Efficient way to select subset dataframe-CodePudding

I've 9.5M rows in a DataFrame of following form:

    Id | X | Y | Pass_Fail_Status
------- --- --- -----------------
    w0 | 0 | 0 | Pass
    w0 | 0 | 1 | Fail
...
    w1 | 0 | 0 | Fail
...
 w6000 | 45| 45| Pass

What is the most efficient way to select subset DataFrame for each "Id" and do processing with that?

As of now I'm doing following:

I already have set of possible "Id"s from another DataFrame

for id in uniqueIds:
    subsetDF = mainDF[mainDF["Id"] == id]
    predLabel = predict(subsetDF)

But this seems to have severe performance issue as there're 6.7K such possible id and each repeating 1.4K times. I've done some profiling using cProfile that does not point to this line but I see some scalar op call taking time which is has exact 6.7K call count.

EDIT2: The requirement for the subset-dataframe is that all rows should have same Id - finally for the training or predict 'Id' is not that important but the X,Y location and pass/fail in that location is important.

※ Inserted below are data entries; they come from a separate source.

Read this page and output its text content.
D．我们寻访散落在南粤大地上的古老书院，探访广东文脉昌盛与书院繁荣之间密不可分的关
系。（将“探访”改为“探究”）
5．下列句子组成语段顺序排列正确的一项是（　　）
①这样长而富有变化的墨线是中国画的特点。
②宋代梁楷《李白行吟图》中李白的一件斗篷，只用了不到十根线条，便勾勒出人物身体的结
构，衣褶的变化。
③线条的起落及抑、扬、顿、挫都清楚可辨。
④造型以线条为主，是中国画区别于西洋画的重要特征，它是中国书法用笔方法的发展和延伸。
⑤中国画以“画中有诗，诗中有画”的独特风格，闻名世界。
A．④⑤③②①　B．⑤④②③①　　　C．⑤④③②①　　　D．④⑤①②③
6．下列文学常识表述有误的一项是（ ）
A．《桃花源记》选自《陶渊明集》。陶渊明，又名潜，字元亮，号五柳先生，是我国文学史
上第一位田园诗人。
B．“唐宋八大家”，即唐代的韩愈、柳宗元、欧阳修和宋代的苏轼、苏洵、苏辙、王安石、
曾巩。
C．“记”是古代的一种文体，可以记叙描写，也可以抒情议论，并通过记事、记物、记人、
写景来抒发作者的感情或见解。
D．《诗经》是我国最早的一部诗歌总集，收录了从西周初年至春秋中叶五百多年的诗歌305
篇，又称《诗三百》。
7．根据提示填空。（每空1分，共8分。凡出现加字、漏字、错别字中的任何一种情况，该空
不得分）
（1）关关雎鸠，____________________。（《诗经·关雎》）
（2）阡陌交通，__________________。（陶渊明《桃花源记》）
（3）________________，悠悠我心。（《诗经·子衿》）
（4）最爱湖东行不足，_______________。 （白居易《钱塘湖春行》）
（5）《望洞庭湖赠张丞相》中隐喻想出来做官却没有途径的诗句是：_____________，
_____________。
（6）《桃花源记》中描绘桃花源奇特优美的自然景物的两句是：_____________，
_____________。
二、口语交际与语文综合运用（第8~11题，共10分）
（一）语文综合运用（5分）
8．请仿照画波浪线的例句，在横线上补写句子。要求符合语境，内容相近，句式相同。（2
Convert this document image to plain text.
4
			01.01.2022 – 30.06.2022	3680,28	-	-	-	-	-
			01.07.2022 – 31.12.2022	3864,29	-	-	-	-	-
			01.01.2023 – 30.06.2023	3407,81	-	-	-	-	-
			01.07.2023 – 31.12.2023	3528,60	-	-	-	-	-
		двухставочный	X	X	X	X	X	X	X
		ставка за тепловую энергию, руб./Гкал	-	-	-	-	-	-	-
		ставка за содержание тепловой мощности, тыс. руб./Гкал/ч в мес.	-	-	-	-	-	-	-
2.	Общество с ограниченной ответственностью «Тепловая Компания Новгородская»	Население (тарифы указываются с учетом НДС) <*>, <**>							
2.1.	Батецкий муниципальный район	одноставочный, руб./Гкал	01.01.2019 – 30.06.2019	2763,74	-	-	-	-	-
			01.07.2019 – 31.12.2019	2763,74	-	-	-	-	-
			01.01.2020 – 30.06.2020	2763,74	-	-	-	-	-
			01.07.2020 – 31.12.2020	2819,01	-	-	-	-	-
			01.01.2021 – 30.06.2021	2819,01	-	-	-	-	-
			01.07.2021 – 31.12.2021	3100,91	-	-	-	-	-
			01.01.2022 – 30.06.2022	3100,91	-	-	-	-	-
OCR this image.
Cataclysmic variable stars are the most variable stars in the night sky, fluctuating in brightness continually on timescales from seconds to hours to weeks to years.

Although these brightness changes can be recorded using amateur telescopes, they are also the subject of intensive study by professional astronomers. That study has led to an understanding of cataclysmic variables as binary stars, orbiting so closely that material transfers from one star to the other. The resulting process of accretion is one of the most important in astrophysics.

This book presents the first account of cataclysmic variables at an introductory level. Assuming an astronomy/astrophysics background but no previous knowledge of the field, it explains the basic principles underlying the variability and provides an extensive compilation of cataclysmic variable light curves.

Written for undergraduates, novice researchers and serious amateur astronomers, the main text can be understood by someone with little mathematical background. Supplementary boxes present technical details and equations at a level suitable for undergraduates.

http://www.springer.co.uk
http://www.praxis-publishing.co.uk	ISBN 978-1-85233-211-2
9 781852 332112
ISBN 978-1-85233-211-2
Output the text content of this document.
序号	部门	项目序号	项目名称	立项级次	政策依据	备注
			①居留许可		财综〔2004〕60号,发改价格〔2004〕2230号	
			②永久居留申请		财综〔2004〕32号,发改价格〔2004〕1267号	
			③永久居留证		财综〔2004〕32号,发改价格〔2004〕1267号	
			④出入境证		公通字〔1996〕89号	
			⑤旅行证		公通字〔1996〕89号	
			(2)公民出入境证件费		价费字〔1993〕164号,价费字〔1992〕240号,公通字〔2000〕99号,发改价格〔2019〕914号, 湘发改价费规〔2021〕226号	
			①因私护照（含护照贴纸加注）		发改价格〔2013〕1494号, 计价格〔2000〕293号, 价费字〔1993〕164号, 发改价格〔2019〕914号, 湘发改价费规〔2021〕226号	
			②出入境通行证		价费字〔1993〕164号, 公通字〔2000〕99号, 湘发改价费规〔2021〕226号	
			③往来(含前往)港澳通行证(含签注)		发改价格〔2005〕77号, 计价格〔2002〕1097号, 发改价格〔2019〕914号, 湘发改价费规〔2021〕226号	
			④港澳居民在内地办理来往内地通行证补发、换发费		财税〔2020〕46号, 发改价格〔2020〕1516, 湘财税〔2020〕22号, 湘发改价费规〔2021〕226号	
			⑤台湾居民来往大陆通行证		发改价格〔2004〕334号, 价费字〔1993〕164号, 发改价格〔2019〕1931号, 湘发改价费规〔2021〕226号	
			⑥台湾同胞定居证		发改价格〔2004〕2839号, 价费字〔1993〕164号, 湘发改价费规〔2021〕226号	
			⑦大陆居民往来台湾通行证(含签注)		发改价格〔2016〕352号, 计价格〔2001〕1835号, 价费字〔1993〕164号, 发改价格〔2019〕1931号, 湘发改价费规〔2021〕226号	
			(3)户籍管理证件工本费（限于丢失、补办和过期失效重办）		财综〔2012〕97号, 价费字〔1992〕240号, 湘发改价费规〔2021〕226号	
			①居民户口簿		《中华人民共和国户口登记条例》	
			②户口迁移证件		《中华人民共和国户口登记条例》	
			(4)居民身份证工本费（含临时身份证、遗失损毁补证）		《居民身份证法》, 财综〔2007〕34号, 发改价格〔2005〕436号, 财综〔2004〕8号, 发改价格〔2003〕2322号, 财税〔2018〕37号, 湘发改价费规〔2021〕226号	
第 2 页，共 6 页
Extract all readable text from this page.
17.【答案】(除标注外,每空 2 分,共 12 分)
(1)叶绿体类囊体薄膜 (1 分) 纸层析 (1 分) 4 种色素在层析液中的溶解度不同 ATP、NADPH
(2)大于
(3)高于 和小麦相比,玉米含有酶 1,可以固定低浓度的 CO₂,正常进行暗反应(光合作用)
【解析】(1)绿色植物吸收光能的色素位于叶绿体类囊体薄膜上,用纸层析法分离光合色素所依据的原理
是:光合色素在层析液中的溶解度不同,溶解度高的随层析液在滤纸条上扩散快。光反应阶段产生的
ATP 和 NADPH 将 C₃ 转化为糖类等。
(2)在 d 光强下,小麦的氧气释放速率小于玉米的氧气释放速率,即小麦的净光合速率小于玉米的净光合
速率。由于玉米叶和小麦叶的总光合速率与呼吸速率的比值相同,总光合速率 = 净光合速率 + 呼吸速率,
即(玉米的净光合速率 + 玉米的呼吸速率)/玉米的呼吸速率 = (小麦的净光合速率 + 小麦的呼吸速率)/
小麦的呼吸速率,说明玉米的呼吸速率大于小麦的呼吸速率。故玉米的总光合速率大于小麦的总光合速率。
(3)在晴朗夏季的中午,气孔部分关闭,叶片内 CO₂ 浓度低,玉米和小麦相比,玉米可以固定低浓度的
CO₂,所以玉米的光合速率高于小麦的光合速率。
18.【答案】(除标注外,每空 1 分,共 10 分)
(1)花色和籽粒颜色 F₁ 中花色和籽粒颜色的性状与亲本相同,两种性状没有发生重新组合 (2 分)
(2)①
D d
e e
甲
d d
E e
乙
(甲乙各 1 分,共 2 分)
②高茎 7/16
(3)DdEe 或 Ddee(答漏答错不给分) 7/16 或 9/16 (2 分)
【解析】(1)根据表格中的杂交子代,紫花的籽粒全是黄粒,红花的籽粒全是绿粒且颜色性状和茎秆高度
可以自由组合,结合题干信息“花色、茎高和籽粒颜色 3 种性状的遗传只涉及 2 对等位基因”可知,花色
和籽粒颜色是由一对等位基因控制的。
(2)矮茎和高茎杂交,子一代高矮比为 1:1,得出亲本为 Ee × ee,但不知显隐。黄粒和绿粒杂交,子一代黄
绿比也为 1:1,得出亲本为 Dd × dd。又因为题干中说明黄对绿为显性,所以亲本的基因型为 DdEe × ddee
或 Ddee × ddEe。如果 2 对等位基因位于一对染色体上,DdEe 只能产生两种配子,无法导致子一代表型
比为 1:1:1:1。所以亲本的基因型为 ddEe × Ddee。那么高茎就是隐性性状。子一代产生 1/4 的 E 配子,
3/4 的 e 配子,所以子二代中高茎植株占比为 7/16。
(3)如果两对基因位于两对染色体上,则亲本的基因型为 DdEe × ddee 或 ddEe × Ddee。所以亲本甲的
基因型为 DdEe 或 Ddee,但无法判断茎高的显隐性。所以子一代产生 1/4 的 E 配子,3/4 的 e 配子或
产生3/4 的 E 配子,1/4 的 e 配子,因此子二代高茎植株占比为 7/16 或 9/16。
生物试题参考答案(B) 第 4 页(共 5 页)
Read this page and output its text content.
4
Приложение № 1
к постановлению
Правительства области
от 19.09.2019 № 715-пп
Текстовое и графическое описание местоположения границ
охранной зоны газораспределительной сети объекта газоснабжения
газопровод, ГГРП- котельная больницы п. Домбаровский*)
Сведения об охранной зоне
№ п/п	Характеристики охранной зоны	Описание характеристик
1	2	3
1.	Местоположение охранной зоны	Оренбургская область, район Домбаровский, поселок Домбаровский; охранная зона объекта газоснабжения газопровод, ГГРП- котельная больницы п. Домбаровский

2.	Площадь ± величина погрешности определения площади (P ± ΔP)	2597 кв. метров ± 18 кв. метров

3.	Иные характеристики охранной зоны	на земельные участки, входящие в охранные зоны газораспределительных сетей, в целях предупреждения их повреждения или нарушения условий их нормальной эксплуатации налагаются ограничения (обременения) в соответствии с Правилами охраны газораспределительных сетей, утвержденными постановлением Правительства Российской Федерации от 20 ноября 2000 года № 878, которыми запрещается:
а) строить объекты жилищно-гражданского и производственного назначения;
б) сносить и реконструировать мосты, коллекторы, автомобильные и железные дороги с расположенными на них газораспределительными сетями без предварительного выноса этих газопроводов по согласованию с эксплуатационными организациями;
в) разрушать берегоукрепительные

The subsetDF should be of following form:

        Id | X | Y | Pass_Fail_Status
    ------- --- --- -----------------
        w0 | 0 | 0 | Pass
        w0 | 0 | 1 | Fail
       ...
     w1399 | 0 | 0 | Fail
       ...
     w1399 |45 |45 | Pass

CodePudding user response：

Conclusion:

According to the result of my experiments, the most efficient way to select a subset DataFrame for each "Id" and do processing with is to get a pair of the start and end index of each "Id" group in advance and to use the .iloc method to fetch the target rows.

Code (Jupyter Lab):

# Preparation:

import pandas as pd
import numpy as np

# Create a sample dataframe
n = 6700 * 1400 # = 9380000
freq = 1400
mainDF = pd.DataFrame({
    'Id': ['w{:04d}'.format(i//freq) for i in range(n)],
    'X': np.random.randint(0, 46, n),
    'Y': np.random.randint(0, 46, n),
    'Pass_Fail_Status': [('Pass', 'Fail')[i] for i in np.random.randint(0, 2, n)]
})
uniqueIds = set(mainDF['Id'])

# Experiments:

# exp 1: apply pandas mask (the OP's method)
df1 = mainDF
def exp_1():
    for _id in uniqueIds:
        subsetDF = df1[df1['Id'] == _id]
print('Experiment 1:')
%timeit exp_1()

# exp 2: use set_index
df2 = mainDF.set_index('Id')
def exp_2():
    for _id in uniqueIds:
        subsetDF = df2.loc[_id]
print('Experiment 2:')
%timeit exp_2()

# exp 3: get start&end index and use loc
df3 = mainDF.sort_values('Id', ignore_index=True)
df3_pos_head = df3.groupby('Id')['Id'].head(1).reset_index().set_index('Id')
df3_pos_tail = df3.groupby('Id')['Id'].tail(1).reset_index().set_index('Id')
df3_pos = df3_pos_head.join(df3_pos_tail, lsuffix='_head', rsuffix='_tail')
def exp_3():
    for _id in uniqueIds:
        subsetDF = df3.loc[df3_pos.loc[_id, 'index_head']:df3_pos.loc[_id, 'index_tail']]
print('Experiment 3:')
%timeit exp_3()

# exp 4: get start&end index and use iloc
df4 = df3
df4_pos = df3_pos
def exp_4():
    for _id in uniqueIds:
        subsetDF = df4.iloc[df4_pos.loc[_id, 'index_head']:df4_pos.loc[_id, 'index_tail']]
print('Experiment 4:')
%timeit exp_4()

# exp 5: use groupby
df5 = mainDF
df5_groupby = df5.groupby('Id')
def exp_5():
    for _, subsetDF in df5_groupby:
        pass
print('Experiment 5:')
%timeit exp_5()

# exp 6: use set_index and groupby
df6 = mainDF.set_index('Id')
df6_groupby = df6.groupby('Id')
def exp_6():
    for _, subsetDF in df6_groupby:
        pass
print('Experiment 6:')
%timeit exp_6()

Output:

Experiment 1: # apply pandas mask (the OP's method)
# More than 10 minutes. I will update this record later.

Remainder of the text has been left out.